What is Commercial Paper and how can it be guaranteed?

A
  • Corporations can borrow for short periods of time by issuing a Commercial Paper (like Treasury Bills)
  • If guaranteed by a bank, it becomes a Banker’s Acceptance
  • Now two parties (company + bank) are responsible for repayment
30
Q

What are Strip Bonds?

A
  • Created by “stripping” coupons from a bond
  • Sold as separate discount bonds
  • “Interest only” strips represent the coupon payments
31
Q

What is Quasi Fixed Income?

A
  • They are fixed income products that aren’t traditionally traded like bonds or debentures but still provide regular, predictable returns (like fixed-income investments do).
  • Includes bank-offered products (e.g.
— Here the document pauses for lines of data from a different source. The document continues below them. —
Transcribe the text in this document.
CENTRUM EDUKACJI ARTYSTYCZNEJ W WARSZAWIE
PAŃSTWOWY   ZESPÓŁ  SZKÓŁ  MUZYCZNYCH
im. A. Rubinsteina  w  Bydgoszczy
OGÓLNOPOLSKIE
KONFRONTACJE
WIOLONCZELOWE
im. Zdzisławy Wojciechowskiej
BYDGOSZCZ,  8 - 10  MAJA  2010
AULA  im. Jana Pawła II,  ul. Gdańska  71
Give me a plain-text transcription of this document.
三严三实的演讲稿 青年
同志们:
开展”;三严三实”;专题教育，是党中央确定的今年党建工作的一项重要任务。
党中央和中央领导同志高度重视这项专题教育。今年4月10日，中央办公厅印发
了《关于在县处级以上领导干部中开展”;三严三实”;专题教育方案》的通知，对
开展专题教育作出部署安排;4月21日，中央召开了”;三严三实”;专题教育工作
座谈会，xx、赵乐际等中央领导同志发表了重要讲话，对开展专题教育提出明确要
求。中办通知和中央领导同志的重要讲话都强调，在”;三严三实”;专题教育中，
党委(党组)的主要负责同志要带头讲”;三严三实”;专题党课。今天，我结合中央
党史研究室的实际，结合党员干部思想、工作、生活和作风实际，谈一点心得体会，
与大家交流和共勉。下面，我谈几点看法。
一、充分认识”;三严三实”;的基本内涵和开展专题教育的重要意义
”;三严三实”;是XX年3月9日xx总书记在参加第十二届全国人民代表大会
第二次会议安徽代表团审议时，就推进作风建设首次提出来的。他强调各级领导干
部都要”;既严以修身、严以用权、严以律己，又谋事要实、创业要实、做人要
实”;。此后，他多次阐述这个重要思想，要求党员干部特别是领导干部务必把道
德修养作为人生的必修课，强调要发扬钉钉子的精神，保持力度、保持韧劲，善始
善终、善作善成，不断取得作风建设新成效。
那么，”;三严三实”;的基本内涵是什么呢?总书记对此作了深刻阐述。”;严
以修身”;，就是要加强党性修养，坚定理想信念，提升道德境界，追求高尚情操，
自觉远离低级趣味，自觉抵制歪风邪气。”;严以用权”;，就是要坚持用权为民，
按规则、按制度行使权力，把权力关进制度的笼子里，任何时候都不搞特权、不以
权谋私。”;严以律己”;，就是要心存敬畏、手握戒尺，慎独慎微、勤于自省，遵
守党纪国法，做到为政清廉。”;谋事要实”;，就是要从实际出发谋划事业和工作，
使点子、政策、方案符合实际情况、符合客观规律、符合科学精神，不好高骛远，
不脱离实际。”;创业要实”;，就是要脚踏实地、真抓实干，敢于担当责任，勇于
Term Deposits and Guaranteed Investment Certificates, or GICs) which offer fixed returns but aren’t traded in markets like bonds.
  • But, retail investors can still invest in Quasi Fixed Income products, which are easier for them to access and manage, such as:
  • Term Deposits: Fixed-term investments offered by banks where your money is locked in for a set period (e.g., 1 year, 5 years) and earns a fixed interest rate.
  • GICs (Guaranteed Investment Certificates): Similar to term deposits, but usually offered with a guaranteed return, meaning the principal (the money you invest) is safe and you’ll earn a fixed amount of interest.
32
Q

What is a bond’s fair or theoretical price based off of?

A
  • PV of its cash flows.
  • The discount rate is the required rate of return (the min. return investors must expect to earn to be interested in buying the bond) – NOT COUPON RATE
33
Q

What is face value?

A

The amount of money that the issuer (the company or government issuing the bond) promises to pay back to the bondholder (the investor) at the bond’s maturity (the end of its term).

34
Q

What is coupon rate?

A

The coupon rate is the interest rate that the issuer agrees to pay to the bondholder each year based on the bond’s face value. This interest is called the coupon payment.

35
Q

What is the discount rate?

A

The rate used to calculate the bond’s present value.